As commuters slow down their return to downtown offices this summer, the transit agency is trying to get creative, find a new way to work, and try to connect the rails to buses and commuters. city trams.
Regional Rail ridership fell to non-existent during the deadliest months of the coronavirus in 2020, and is now at around 20% of pre-pandemic levels.
When SEPTA last week approved its new budget for the fiscal year starting July 1, the agency said Regional Rail trains would return, after Labor Day later this summer, to 60% of the service that was running. before March 2020. The system is currently functioning. on a modified Saturday schedule, and this for a few months.
Trains can potentially get up to 80% of the service before the pandemic, but that is not a given.
“It’s certainly not going to come back like it was before the pandemic,” SEPTA spokesman Andrew Busch said on Monday. “We still need to do a lot of follow-up with people coming back to office buildings, talking to employers looking to bring people back, to see what that demand will look like.”
SEPTA’s 14 regional rail lines connect downtown Philadelphia, where thousands of people work, and suburban southeastern Pennsylvania, where many of those workers live.
It was the hardest hit of the transit agency’s modes. The City Transit division, for example, which includes SEPTA’s buses, trolleys and subways, has already returned to around 80% of ridership levels before the pandemic. It will have 96% of its service restored by September, Busch said.
Regional Rail has long been a companion to Philadelphia’s transit system when it should have been associated with the system from the start, according to Tony DeSantis of the Delaware Valley Association of Rail Passengers, which is a group representing the interests of passengers.
“If the regional rail system is to deliver on its promise, it really needs to be fully integrated in terms of tariffs,” DeSantis said. “It’s always been like two systems. There was Regional Rail and there was the rest of the system. It really has to stop.”
Here are some ways in which SEPTA gives users more options on regional rail lines, and how the integration of its Key tariff technology finally plays a role in the combination of the whole system.
Three-day regional rail passes
SEPTA now offers Three-day flexible passes for $ 36 that passengers can purchase and load on a key card. The pass can be used on consecutive or non-consecutive days. It was introduced in October and aligns with commuters who will no longer need to commute downtown five days a week for work.
The price is cheaper than the weekly transpass, especially for users coming from the more remote suburbs. The three-day pass also allows passengers to use buses and subways once in Philadelphia.
“There may be more immediate requests from people telecommuting now,” said Busch, a spokesperson for SEPTA. “It’s a discount from what they would get with a weekly pass.”
Loading single journeys on the SEPTA key
Before the pandemic, the occasional SEPTA user had no reason to obtain the key card, the fare technology that allows tap-on, tap-off use of the public transport system.
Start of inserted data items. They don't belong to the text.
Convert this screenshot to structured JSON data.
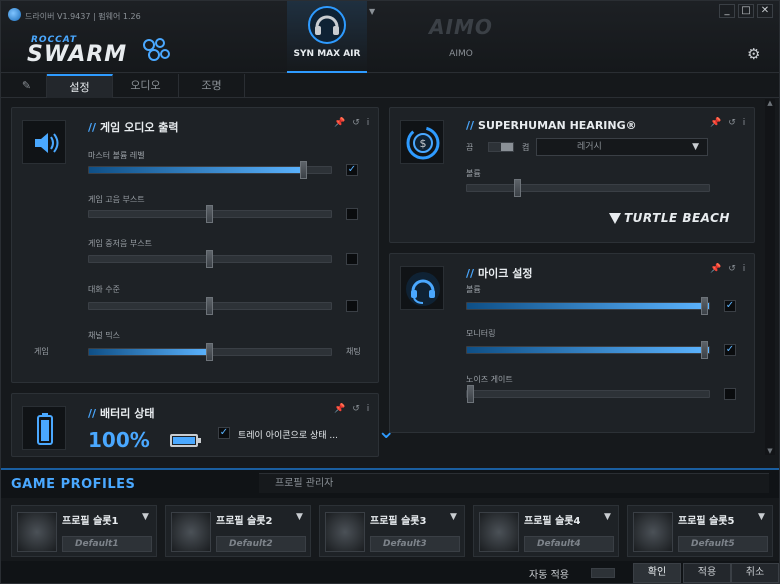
{
  "window": {
    "title": "드라이버 V1.9437 | 펌웨어 1.26",
    "minimize": "_",
    "maximize": "□",
    "close": "✕"
  },
  "brand": {
    "line1": "ROCCAT",
    "line2": "SWARM"
  },
  "devices": {
    "active_label": "SYN MAX AIR",
    "dropdown": "▼",
    "other_logo": "AIMO",
    "other_label": "AIMO"
  },
  "tabs": {
    "pin": "📌",
    "items": [
      "설정",
      "오디오",
      "조명"
    ]
  },
  "game_audio": {
    "title": "게임 오디오 출력",
    "tools": "📌↺i",
    "master_volume": {
      "label": "마스터 볼륨 레벨",
      "value": 0.9,
      "checked": true
    },
    "treble_boost": {
      "label": "게임 고음 부스트",
      "value": 0.5,
      "checked": false
    },
    "bass_boost": {
      "label": "게임 중저음 부스트",
      "value": 0.5,
      "checked": false
    },
    "chat_level": {
      "label": "대화 수준",
      "value": 0.5,
      "checked": false
    },
    "chat_mix": {
      "label": "채널 믹스",
      "value": 0.5,
      "left": "게임",
      "right": "채팅"
    }
  },
  "battery": {
    "title": "배터리 상태",
    "tools": "📌↺i",
    "percent": "100%",
    "level": 1.0,
    "tray_label": "트레이 아이콘으로 상태 ...",
    "tray_checked": true
  },
  "superhuman": {
    "title": "SUPERHUMAN HEARING®",
    "tools": "📌↺i",
    "on": "켬",
    "off": "끔",
    "preset": "레거시",
    "volume_label": "볼륨",
    "volume_value": 0.2,
    "partner_logo": "TURTLE BEACH"
  },
  "mic": {
    "title": "마이크 설정",
    "tools": "📌↺i",
    "volume": {
      "label": "볼륨",
      "value": 1.0,
      "checked": true
    },
    "monitor": {
      "label": "모니터링",
      "value": 1.0,
      "checked": true
    },
    "noise_gate": {
      "label": "노이즈 게이트",
      "value": 0.0,
      "checked": false
    }
  },
  "profiles": {
    "title": "GAME PROFILES",
    "manager_tab": "프로필 관리자",
    "slots": [
      {
        "name": "프로필 슬롯1",
        "value": "Default1"
      },
      {
        "name": "프로필 슬롯2",
        "value": "Default2"
      },
      {
        "name": "프로필 슬롯3",
        "value": "Default3"
      },
      {
        "name": "프로필 슬롯4",
        "value": "Default4"
      },
      {
        "name": "프로필 슬롯5",
        "value": "Default5"
      }
    ]
  },
  "footer": {
    "auto_apply": "자동 적용",
    "ok": "확인",
    "apply": "적용",
    "cancel": "취소"
  },
  "colors": {
    "accent": "#2e9bff",
    "panel": "#1e2226",
    "background": "#16191c"
  }
}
Previously, the card could only be loaded with weekly or monthly passes for Regional Rail users.
Now every Regional Rail passenger is encouraged to get a key card and load money into it, because electronic key readers have been installed in the 155 stations of the system and the card can be loaded online with cash which is deducted every time you ride.
With electronic readers at each station, a passenger taps when they board the train and taps when they arrive at their destination. The key automatically deducts the rate.
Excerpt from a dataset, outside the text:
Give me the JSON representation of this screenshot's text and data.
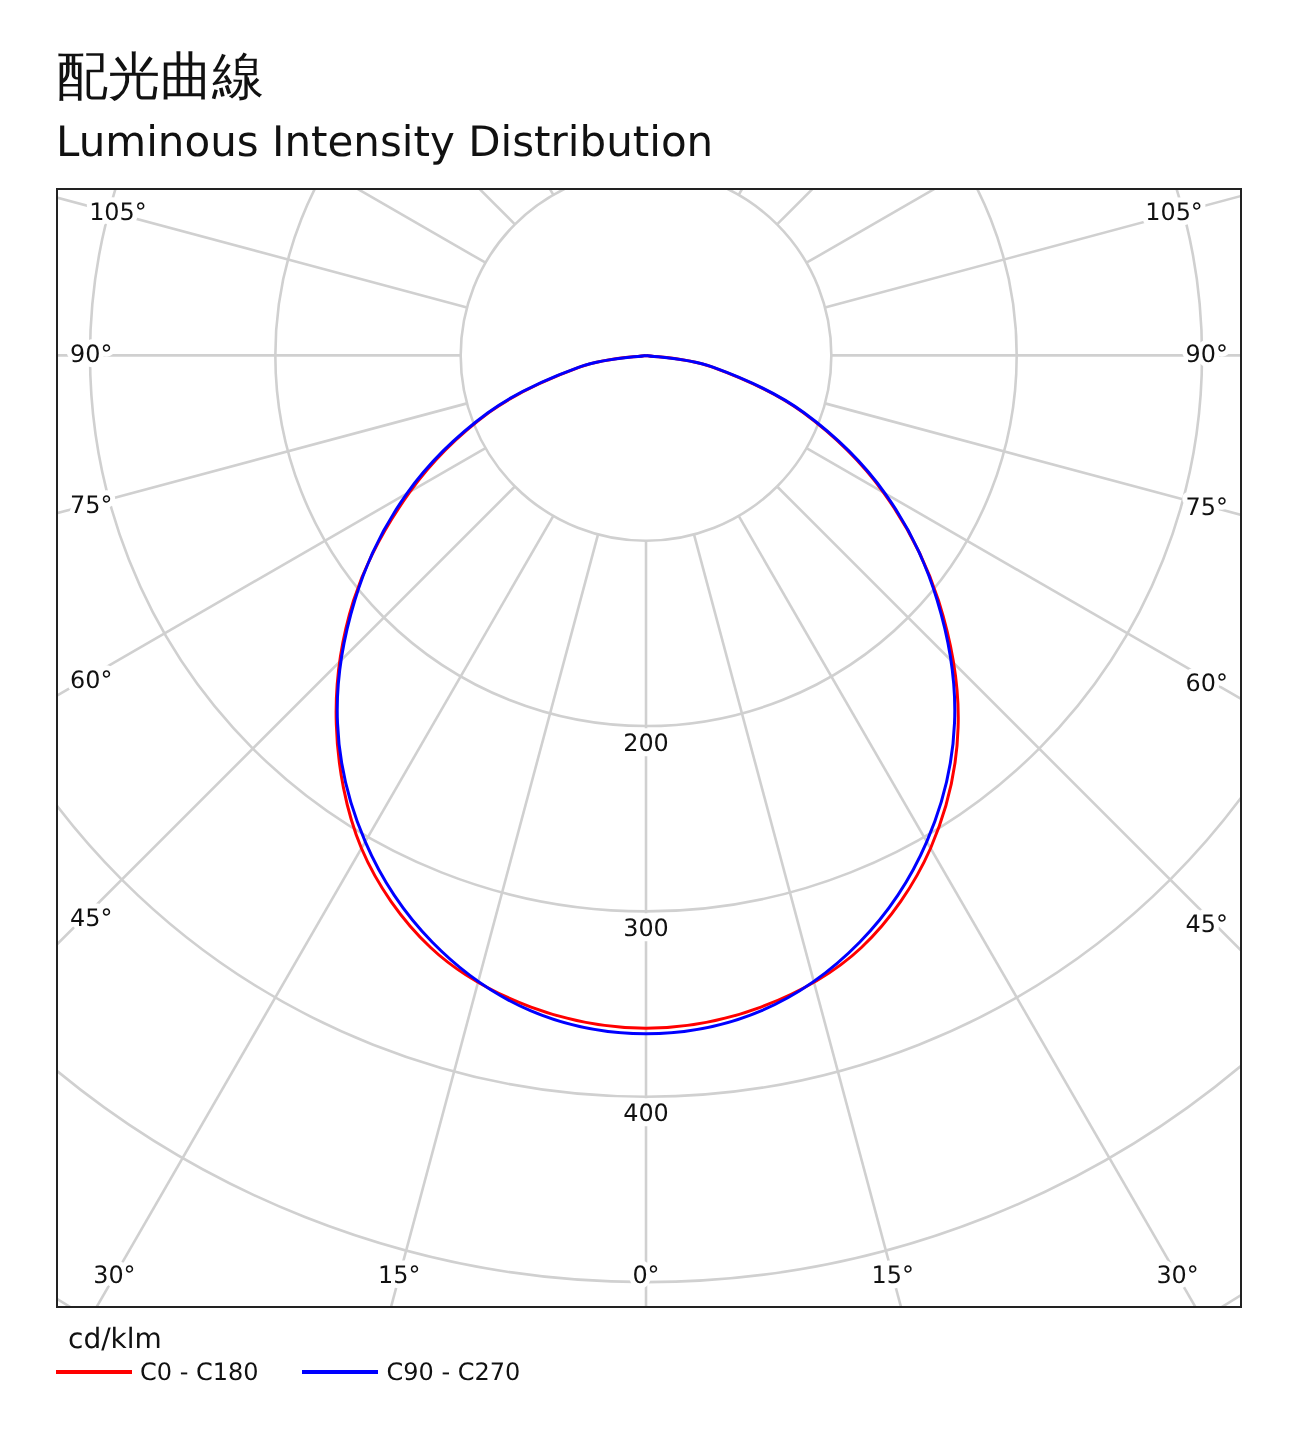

Train service adapted to a post-pandemic world
SEPTA will use the rest of 2021 and early 2022 to collect data on when and how often runners use the system, Busch said.
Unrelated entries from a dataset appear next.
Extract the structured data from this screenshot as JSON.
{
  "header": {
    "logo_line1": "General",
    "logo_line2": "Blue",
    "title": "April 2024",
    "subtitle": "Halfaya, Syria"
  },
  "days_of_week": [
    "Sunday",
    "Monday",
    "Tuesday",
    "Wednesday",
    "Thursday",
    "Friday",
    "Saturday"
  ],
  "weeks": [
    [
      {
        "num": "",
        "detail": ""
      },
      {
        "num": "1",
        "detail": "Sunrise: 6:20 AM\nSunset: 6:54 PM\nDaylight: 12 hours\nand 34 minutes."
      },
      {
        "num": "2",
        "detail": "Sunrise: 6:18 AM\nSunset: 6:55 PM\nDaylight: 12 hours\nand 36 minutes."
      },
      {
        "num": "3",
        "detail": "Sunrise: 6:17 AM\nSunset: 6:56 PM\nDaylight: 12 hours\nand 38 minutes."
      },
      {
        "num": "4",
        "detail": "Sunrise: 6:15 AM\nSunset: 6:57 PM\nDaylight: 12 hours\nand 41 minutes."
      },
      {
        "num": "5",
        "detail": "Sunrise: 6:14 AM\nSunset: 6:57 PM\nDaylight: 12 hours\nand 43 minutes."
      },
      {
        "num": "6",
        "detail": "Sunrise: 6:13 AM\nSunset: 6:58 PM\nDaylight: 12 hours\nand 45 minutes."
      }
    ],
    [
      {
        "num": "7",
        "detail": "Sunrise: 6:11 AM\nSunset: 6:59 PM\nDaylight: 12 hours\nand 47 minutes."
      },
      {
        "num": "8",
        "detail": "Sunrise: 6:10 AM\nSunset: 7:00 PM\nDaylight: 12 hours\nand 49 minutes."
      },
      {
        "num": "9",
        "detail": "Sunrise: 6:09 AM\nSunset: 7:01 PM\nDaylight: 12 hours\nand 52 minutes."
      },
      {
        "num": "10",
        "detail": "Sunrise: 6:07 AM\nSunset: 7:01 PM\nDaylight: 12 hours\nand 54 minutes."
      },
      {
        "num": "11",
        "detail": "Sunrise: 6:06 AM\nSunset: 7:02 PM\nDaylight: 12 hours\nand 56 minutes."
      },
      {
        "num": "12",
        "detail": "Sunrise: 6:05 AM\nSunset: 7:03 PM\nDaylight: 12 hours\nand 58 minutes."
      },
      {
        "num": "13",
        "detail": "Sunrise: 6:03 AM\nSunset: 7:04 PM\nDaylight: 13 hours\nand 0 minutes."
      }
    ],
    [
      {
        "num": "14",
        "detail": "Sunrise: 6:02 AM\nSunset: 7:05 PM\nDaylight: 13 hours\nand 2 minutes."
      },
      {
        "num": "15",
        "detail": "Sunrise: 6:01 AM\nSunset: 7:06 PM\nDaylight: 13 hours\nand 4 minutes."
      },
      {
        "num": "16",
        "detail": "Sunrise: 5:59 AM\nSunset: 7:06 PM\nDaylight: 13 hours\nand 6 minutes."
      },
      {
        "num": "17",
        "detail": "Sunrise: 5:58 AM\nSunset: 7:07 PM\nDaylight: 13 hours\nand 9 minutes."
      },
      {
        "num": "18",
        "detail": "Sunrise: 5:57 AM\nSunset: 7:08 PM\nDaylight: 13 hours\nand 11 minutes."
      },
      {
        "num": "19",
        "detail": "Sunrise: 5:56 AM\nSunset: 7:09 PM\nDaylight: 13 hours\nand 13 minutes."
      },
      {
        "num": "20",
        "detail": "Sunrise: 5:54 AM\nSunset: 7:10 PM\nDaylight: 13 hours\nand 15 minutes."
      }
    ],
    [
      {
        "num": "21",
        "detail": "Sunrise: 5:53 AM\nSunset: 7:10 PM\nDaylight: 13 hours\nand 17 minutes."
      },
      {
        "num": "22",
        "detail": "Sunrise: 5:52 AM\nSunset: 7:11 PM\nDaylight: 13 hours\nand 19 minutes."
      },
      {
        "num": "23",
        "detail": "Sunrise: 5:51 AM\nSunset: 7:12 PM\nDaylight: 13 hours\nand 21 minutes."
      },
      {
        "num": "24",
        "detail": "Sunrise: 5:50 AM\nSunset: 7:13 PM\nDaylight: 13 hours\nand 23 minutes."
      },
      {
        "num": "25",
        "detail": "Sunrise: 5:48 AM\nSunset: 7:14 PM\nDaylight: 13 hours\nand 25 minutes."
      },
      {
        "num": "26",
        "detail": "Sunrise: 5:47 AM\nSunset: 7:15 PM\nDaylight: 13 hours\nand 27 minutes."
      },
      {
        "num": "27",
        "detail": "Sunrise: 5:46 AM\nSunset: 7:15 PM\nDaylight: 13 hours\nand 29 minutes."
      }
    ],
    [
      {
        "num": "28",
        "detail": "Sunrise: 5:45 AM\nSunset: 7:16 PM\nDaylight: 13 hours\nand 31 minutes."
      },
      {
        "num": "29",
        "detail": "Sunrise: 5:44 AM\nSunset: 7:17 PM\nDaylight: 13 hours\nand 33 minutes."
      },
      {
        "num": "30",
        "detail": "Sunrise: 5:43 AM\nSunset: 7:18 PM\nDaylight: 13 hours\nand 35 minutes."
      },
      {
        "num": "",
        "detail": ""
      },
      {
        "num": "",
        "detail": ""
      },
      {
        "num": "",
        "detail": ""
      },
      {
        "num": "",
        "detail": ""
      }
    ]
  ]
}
This will allow the transport agency to understand if Regional Rail train schedules were to be adjusted in a way different from the pre-COVID world, focused on rush hour.
DeSantis, of DVRP, said the pandemic has accelerated what has been going on for some time now: a change in the way people work and its effect on commuting.
“This is something that people have been predicting for a long time and it has sped up the process,” he said.